Ivanna Volochiy in Brüssel: Die gebürtige Ukrainerin – nunmehr Belgierin – will ins EU-Parlament.
Ivanna Volochiy in Brüssel: Die gebürtige Ukrainerin – nunmehr Belgierin – will ins EU-Parlament.
Daniela Prugger

Die 42-Jährige bahnt sich ihren Weg durch das Gebäude des EU-Parlaments in Brüssel und steuert auf ihrer Suche nach einer ruhigen Ecke für das Interview auf den Fahrstuhl zu. Im obersten Stock nimmt Volochiy vor einer hohen Fensterfront Platz, die den Blick auf den bewölkten Himmel über Brüssel freigibt – die Stadt, in der die gebürtige Ukrainerin seit Jahren lebt und arbeitet.
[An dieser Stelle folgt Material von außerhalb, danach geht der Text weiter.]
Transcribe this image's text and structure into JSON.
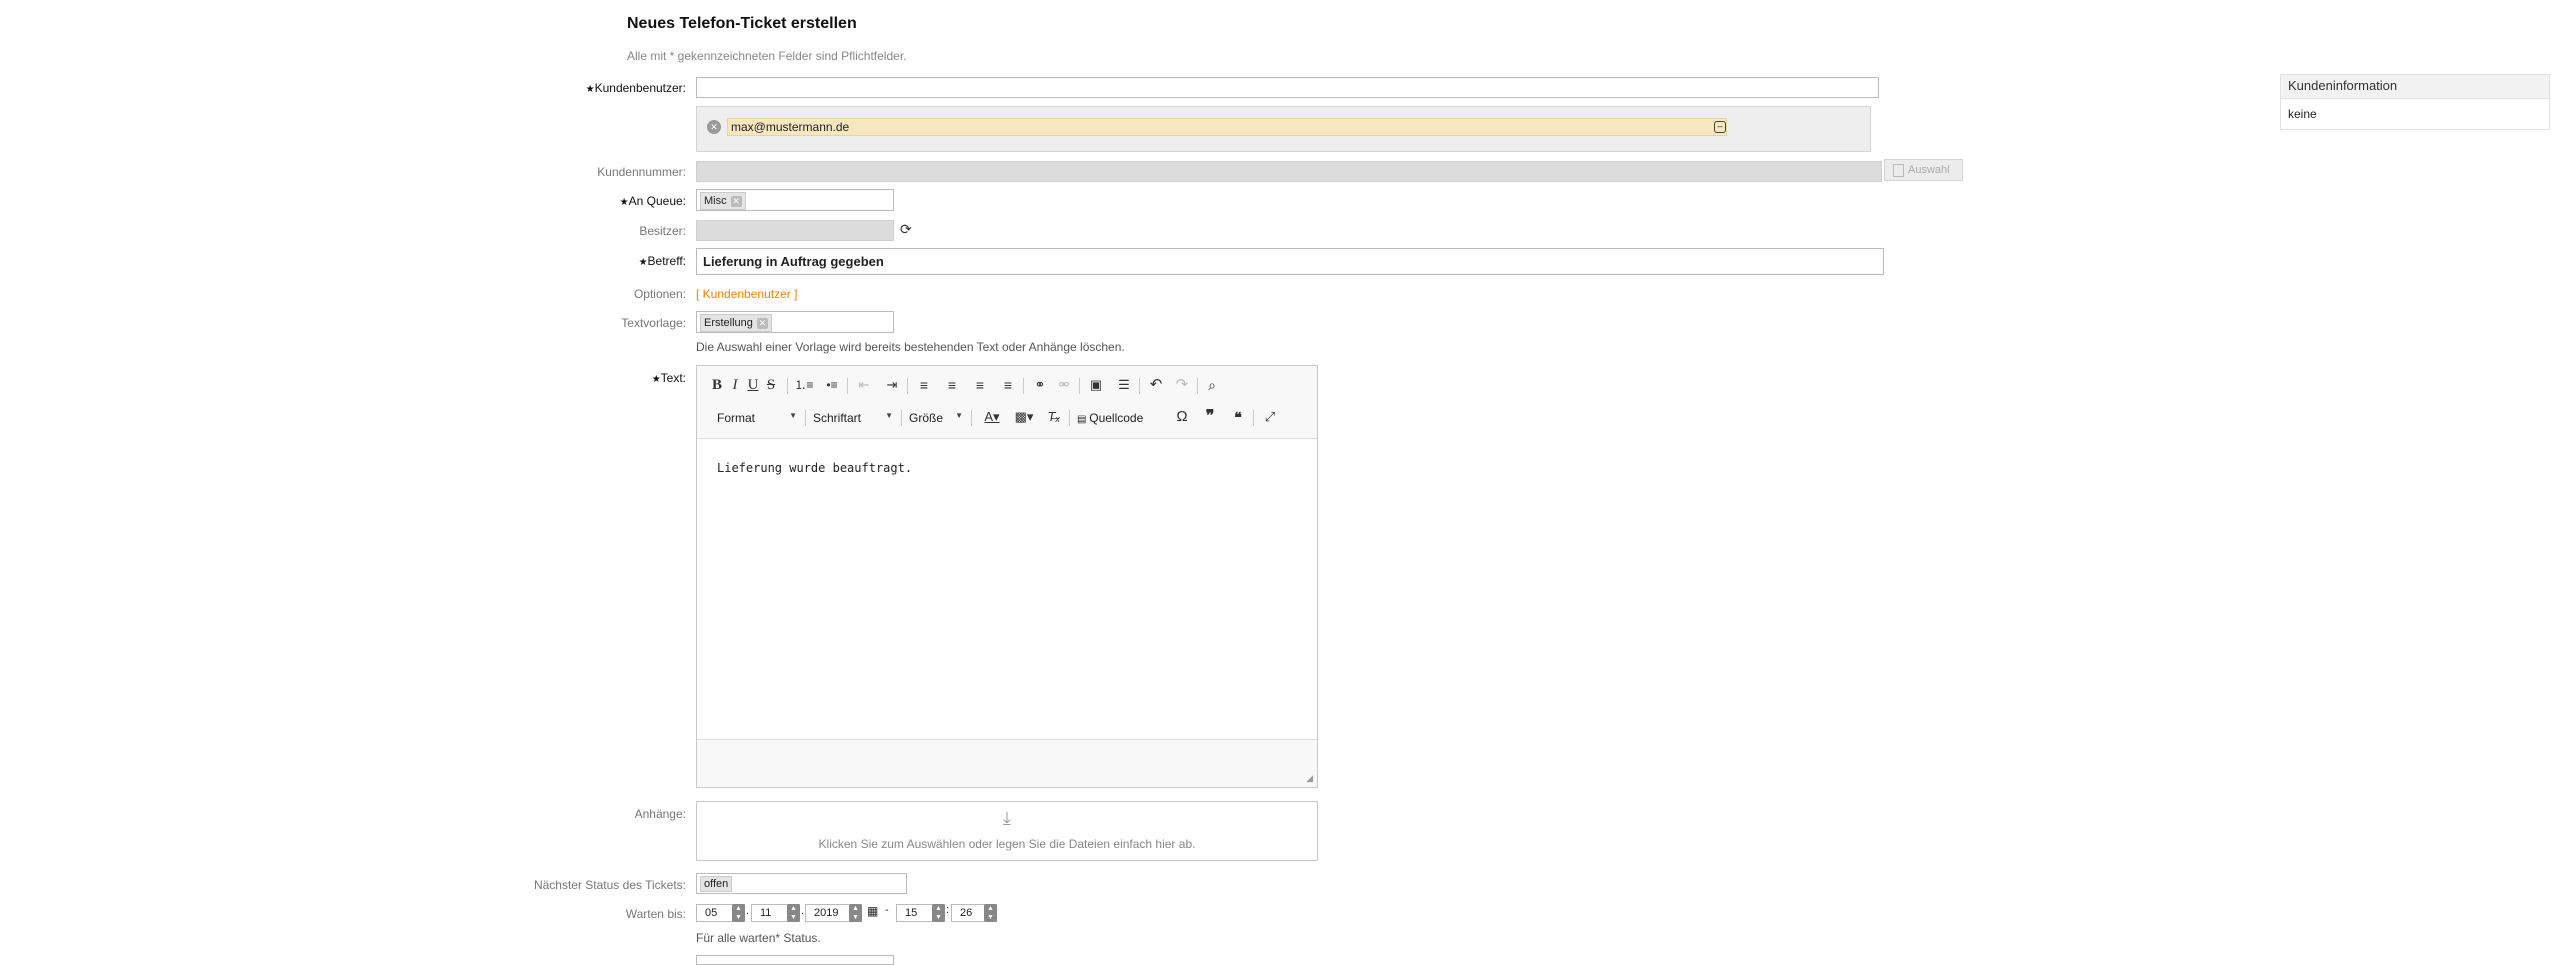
{
  "header": {
    "title": "Neues Telefon-Ticket erstellen",
    "subtitle": "Alle mit * gekennzeichneten Felder sind Pflichtfelder."
  },
  "form": {
    "customer_user_label": "Kundenbenutzer:",
    "customer_user_entry": "max@mustermann.de",
    "customer_number_label": "Kundennummer:",
    "select_button": "Auswahl",
    "queue_label": "An Queue:",
    "queue_value": "Misc",
    "owner_label": "Besitzer:",
    "subject_label": "Betreff:",
    "subject_value": "Lieferung in Auftrag gegeben",
    "options_label": "Optionen:",
    "options_link": "[ Kundenbenutzer ]",
    "template_label": "Textvorlage:",
    "template_value": "Erstellung",
    "template_hint": "Die Auswahl einer Vorlage wird bereits bestehenden Text oder Anhänge löschen.",
    "text_label": "Text:",
    "body_text": "Lieferung wurde beauftragt.",
    "attachments_label": "Anhänge:",
    "attachments_hint": "Klicken Sie zum Auswählen oder legen Sie die Dateien einfach hier ab.",
    "next_state_label": "Nächster Status des Tickets:",
    "next_state_value": "offen",
    "pending_label": "Warten bis:",
    "pending_day": "05",
    "pending_month": "11",
    "pending_year": "2019",
    "pending_hour": "15",
    "pending_minute": "26",
    "pending_hint": "Für alle warten* Status."
  },
  "editor": {
    "format": "Format",
    "font": "Schriftart",
    "size": "Größe",
    "source": "Quellcode"
  },
  "sidebar": {
    "title": "Kundeninformation",
    "value": "keine"
  }
}
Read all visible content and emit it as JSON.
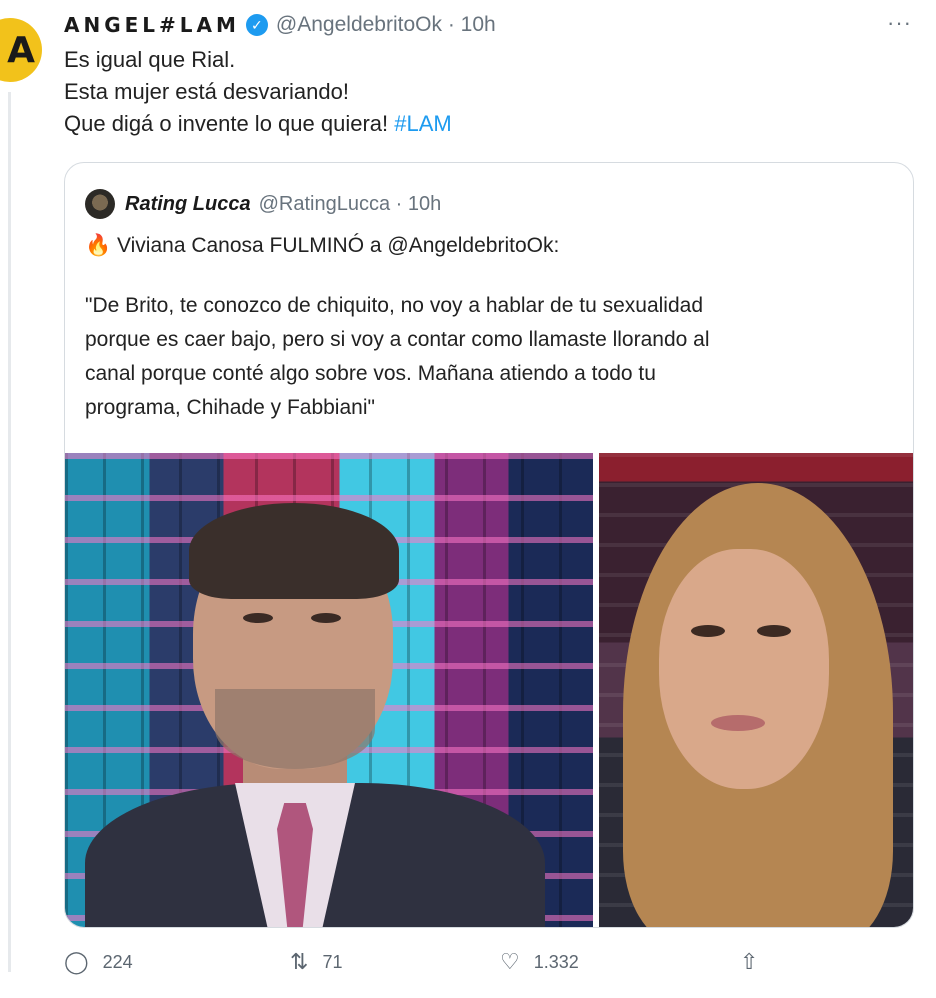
{
  "tweet": {
    "avatar_letter": "A",
    "author_name": "ANGEL#LAM",
    "handle": "@AngeldebritoOk · 10h",
    "more_label": "···",
    "lines": [
      "Es igual que Rial.",
      "Esta mujer está desvariando!",
      "Que digá o invente lo que quiera!"
    ],
    "hashtag": "#LAM"
  },
  "quote": {
    "author_name": "Rating Lucca",
    "handle": "@RatingLucca · 10h",
    "headline": "Viviana Canosa FULMINÓ a @AngeldebritoOk:",
    "quote_lines": [
      "\"De Brito, te conozco de chiquito, no voy a hablar de tu sexualidad",
      "porque es caer bajo, pero si voy a contar como llamaste llorando al",
      "canal porque conté algo sobre vos. Mañana atiendo a todo tu",
      "programa, Chihade y Fabbiani\""
    ]
  },
  "actions": {
    "reply_count": "224",
    "retweet_count": "71",
    "like_count": "1.332"
  },
  "icons": {
    "verified": "verified-badge-icon",
    "fire": "fire-icon",
    "reply": "reply-icon",
    "retweet": "retweet-icon",
    "like": "like-icon",
    "share": "share-icon"
  },
  "colors": {
    "link": "#1d9bf0",
    "avatar": "#f2c21b",
    "muted": "#68737d"
  }
}
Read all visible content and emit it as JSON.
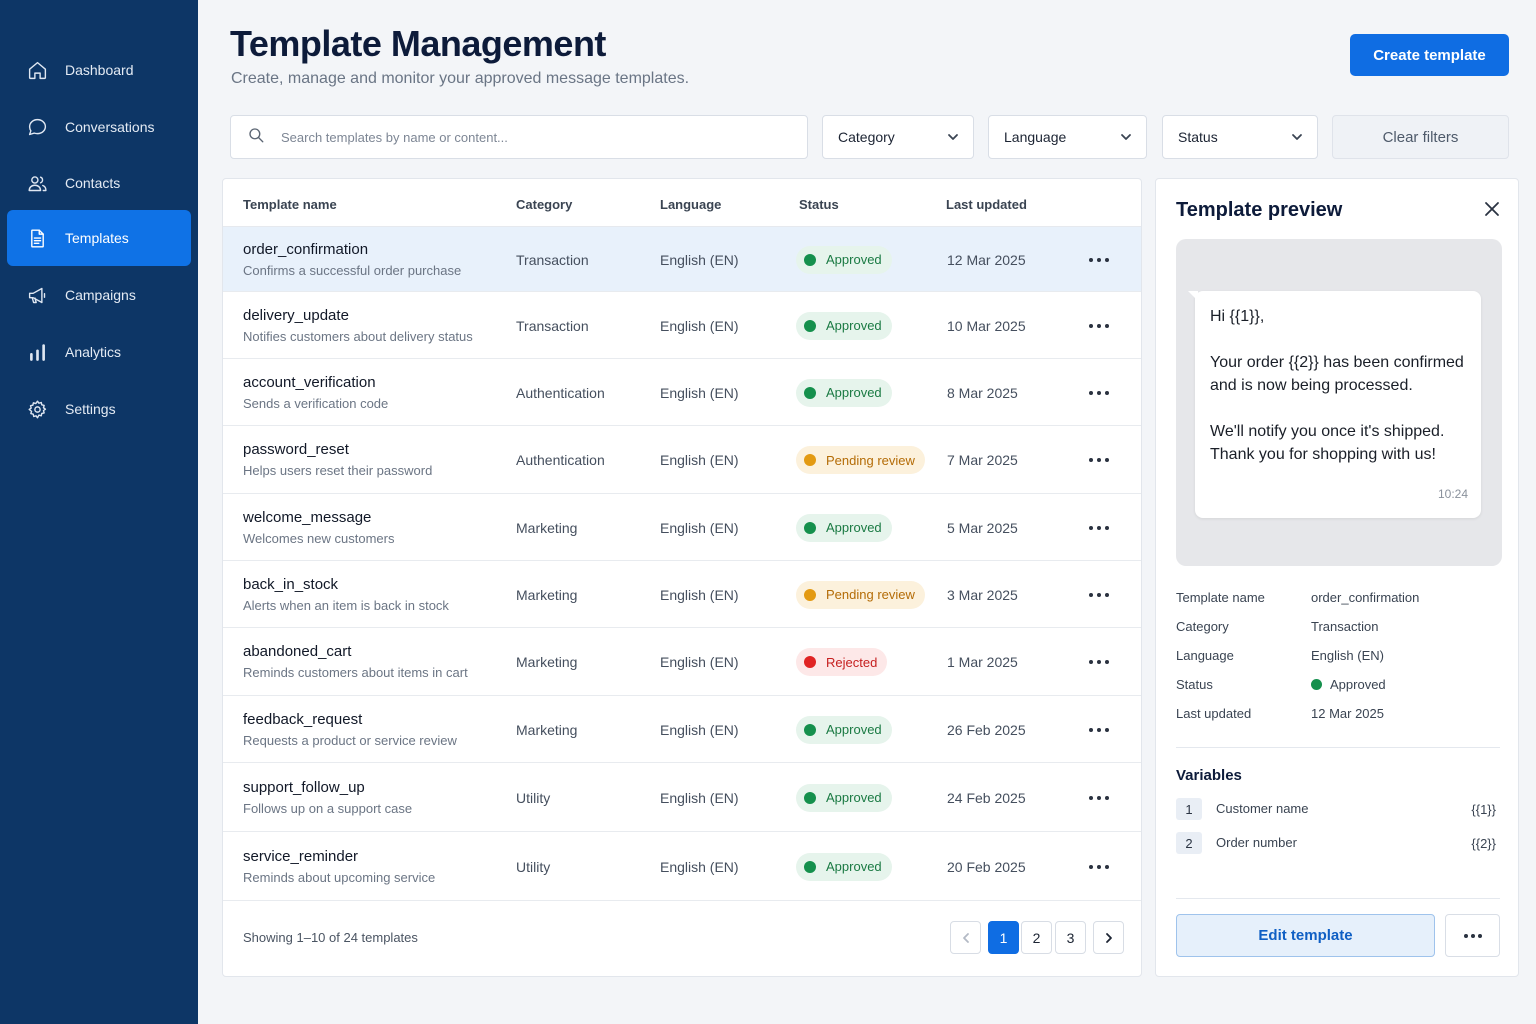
{
  "sidebar": {
    "items": [
      {
        "label": "Dashboard",
        "icon": "home-icon"
      },
      {
        "label": "Conversations",
        "icon": "chat-bubble-icon"
      },
      {
        "label": "Contacts",
        "icon": "users-icon"
      },
      {
        "label": "Templates",
        "icon": "document-icon",
        "active": true
      },
      {
        "label": "Campaigns",
        "icon": "megaphone-icon"
      },
      {
        "label": "Analytics",
        "icon": "bar-chart-icon"
      },
      {
        "label": "Settings",
        "icon": "gear-icon"
      }
    ]
  },
  "header": {
    "title": "Template Management",
    "subtitle": "Create, manage and monitor your approved message templates.",
    "create_label": "Create template"
  },
  "filters": {
    "search_placeholder": "Search templates by name or content...",
    "category": "Category",
    "language": "Language",
    "status": "Status",
    "clear_label": "Clear filters"
  },
  "table": {
    "columns": [
      "Template name",
      "Category",
      "Language",
      "Status",
      "Last updated"
    ],
    "rows": [
      {
        "name": "order_confirmation",
        "desc": "Confirms a successful order purchase",
        "category": "Transaction",
        "language": "English (EN)",
        "status": "Approved",
        "updated": "12 Mar 2025"
      },
      {
        "name": "delivery_update",
        "desc": "Notifies customers about delivery status",
        "category": "Transaction",
        "language": "English (EN)",
        "status": "Approved",
        "updated": "10 Mar 2025"
      },
      {
        "name": "account_verification",
        "desc": "Sends a verification code",
        "category": "Authentication",
        "language": "English (EN)",
        "status": "Approved",
        "updated": "8 Mar 2025"
      },
      {
        "name": "password_reset",
        "desc": "Helps users reset their password",
        "category": "Authentication",
        "language": "English (EN)",
        "status": "Pending review",
        "updated": "7 Mar 2025"
      },
      {
        "name": "welcome_message",
        "desc": "Welcomes new customers",
        "category": "Marketing",
        "language": "English (EN)",
        "status": "Approved",
        "updated": "5 Mar 2025"
      },
      {
        "name": "back_in_stock",
        "desc": "Alerts when an item is back in stock",
        "category": "Marketing",
        "language": "English (EN)",
        "status": "Pending review",
        "updated": "3 Mar 2025"
      },
      {
        "name": "abandoned_cart",
        "desc": "Reminds customers about items in cart",
        "category": "Marketing",
        "language": "English (EN)",
        "status": "Rejected",
        "updated": "1 Mar 2025"
      },
      {
        "name": "feedback_request",
        "desc": "Requests a product or service review",
        "category": "Marketing",
        "language": "English (EN)",
        "status": "Approved",
        "updated": "26 Feb 2025"
      },
      {
        "name": "support_follow_up",
        "desc": "Follows up on a support case",
        "category": "Utility",
        "language": "English (EN)",
        "status": "Approved",
        "updated": "24 Feb 2025"
      },
      {
        "name": "service_reminder",
        "desc": "Reminds about upcoming service",
        "category": "Utility",
        "language": "English (EN)",
        "status": "Approved",
        "updated": "20 Feb 2025"
      }
    ],
    "footer": "Showing 1–10 of 24 templates",
    "pages": [
      "1",
      "2",
      "3"
    ],
    "current_page": "1"
  },
  "preview": {
    "title": "Template preview",
    "message": {
      "greeting": "Hi {{1}},",
      "line1": "Your order {{2}} has been confirmed and is now being processed.",
      "line2": "We'll notify you once it's shipped. Thank you for shopping with us!",
      "time": "10:24"
    },
    "details": [
      {
        "label": "Template name",
        "value": "order_confirmation"
      },
      {
        "label": "Category",
        "value": "Transaction"
      },
      {
        "label": "Language",
        "value": "English (EN)"
      },
      {
        "label": "Status",
        "value": "Approved"
      },
      {
        "label": "Last updated",
        "value": "12 Mar 2025"
      }
    ],
    "variables_title": "Variables",
    "variables": [
      {
        "num": "1",
        "name": "Customer name",
        "token": "{{1}}"
      },
      {
        "num": "2",
        "name": "Order number",
        "token": "{{2}}"
      }
    ],
    "edit_label": "Edit template"
  },
  "colors": {
    "sidebar": "#0d3666",
    "accent": "#0f6de3",
    "approved": "#15904d",
    "pending": "#e39a12",
    "rejected": "#e02424"
  }
}
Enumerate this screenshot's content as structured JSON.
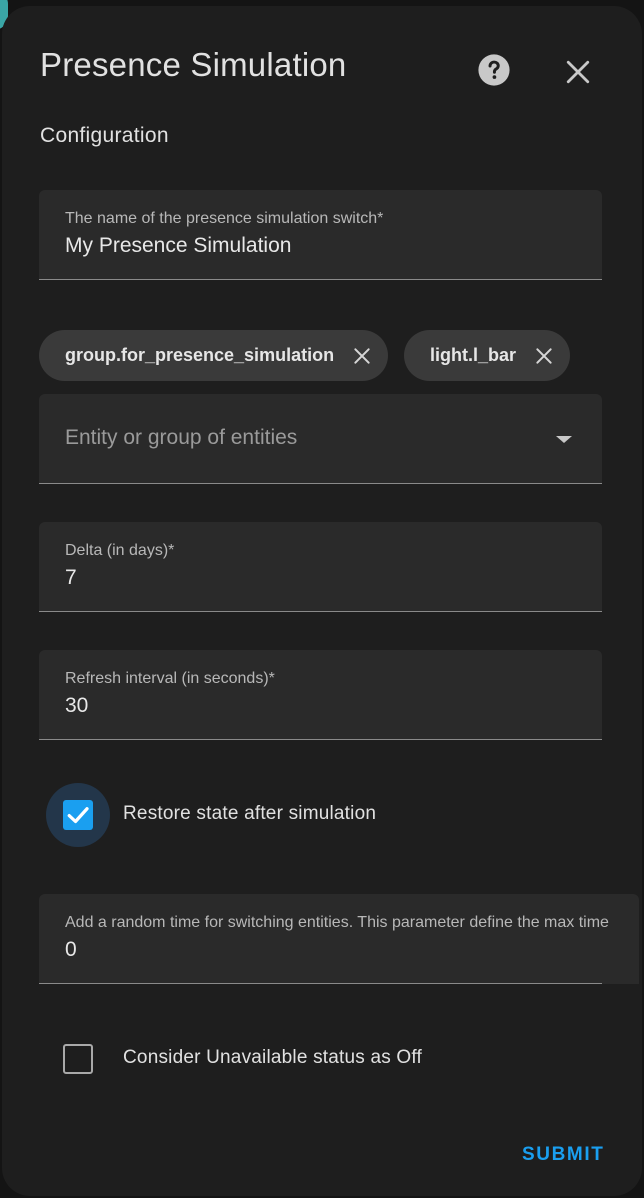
{
  "dialog": {
    "title": "Presence Simulation",
    "help_icon": "help-circle-icon",
    "close_icon": "close-icon",
    "subtitle": "Configuration"
  },
  "fields": {
    "switch_name": {
      "label": "The name of the presence simulation switch*",
      "value": "My Presence Simulation"
    },
    "entities": {
      "chips": [
        {
          "label": "group.for_presence_simulation"
        },
        {
          "label": "light.l_bar"
        }
      ],
      "placeholder": "Entity or group of entities"
    },
    "delta": {
      "label": "Delta (in days)*",
      "value": "7"
    },
    "refresh_interval": {
      "label": "Refresh interval (in seconds)*",
      "value": "30"
    },
    "restore_state": {
      "label": "Restore state after simulation",
      "checked": true
    },
    "random_time": {
      "label": "Add a random time for switching entities. This parameter define the max time",
      "value": "0"
    },
    "unavailable_as_off": {
      "label": "Consider Unavailable status as Off",
      "checked": false
    }
  },
  "actions": {
    "submit_label": "SUBMIT"
  },
  "colors": {
    "accent": "#1a9ff0",
    "surface": "#1e1e1e",
    "field_bg": "#2a2a2a",
    "chip_bg": "#3a3a3a"
  }
}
Weil sie mittlerweile die belgische Staatsbürgerschaft besitzt, konnte die Partei Par! aus Lettland der nunmehrigen EU-Bürgerin im Februar die Spitzenkandidatur auf ihrer Liste anbieten. Sie selbst habe an eine Kandidatur vorher gar nicht gedacht, sagt Volochiy, die bisher als Community-Managerin für die Fraktion Renew arbeitete, der auch die österreichischen Neos angehören. Seit der Ankündigung habe sich ihr Leben stark verändert. "Ich muss mich noch daran gewöhnen, im Rampenlicht zu stehen, an die Interviews und daran, dass mich Leute erkennen", sagt sie.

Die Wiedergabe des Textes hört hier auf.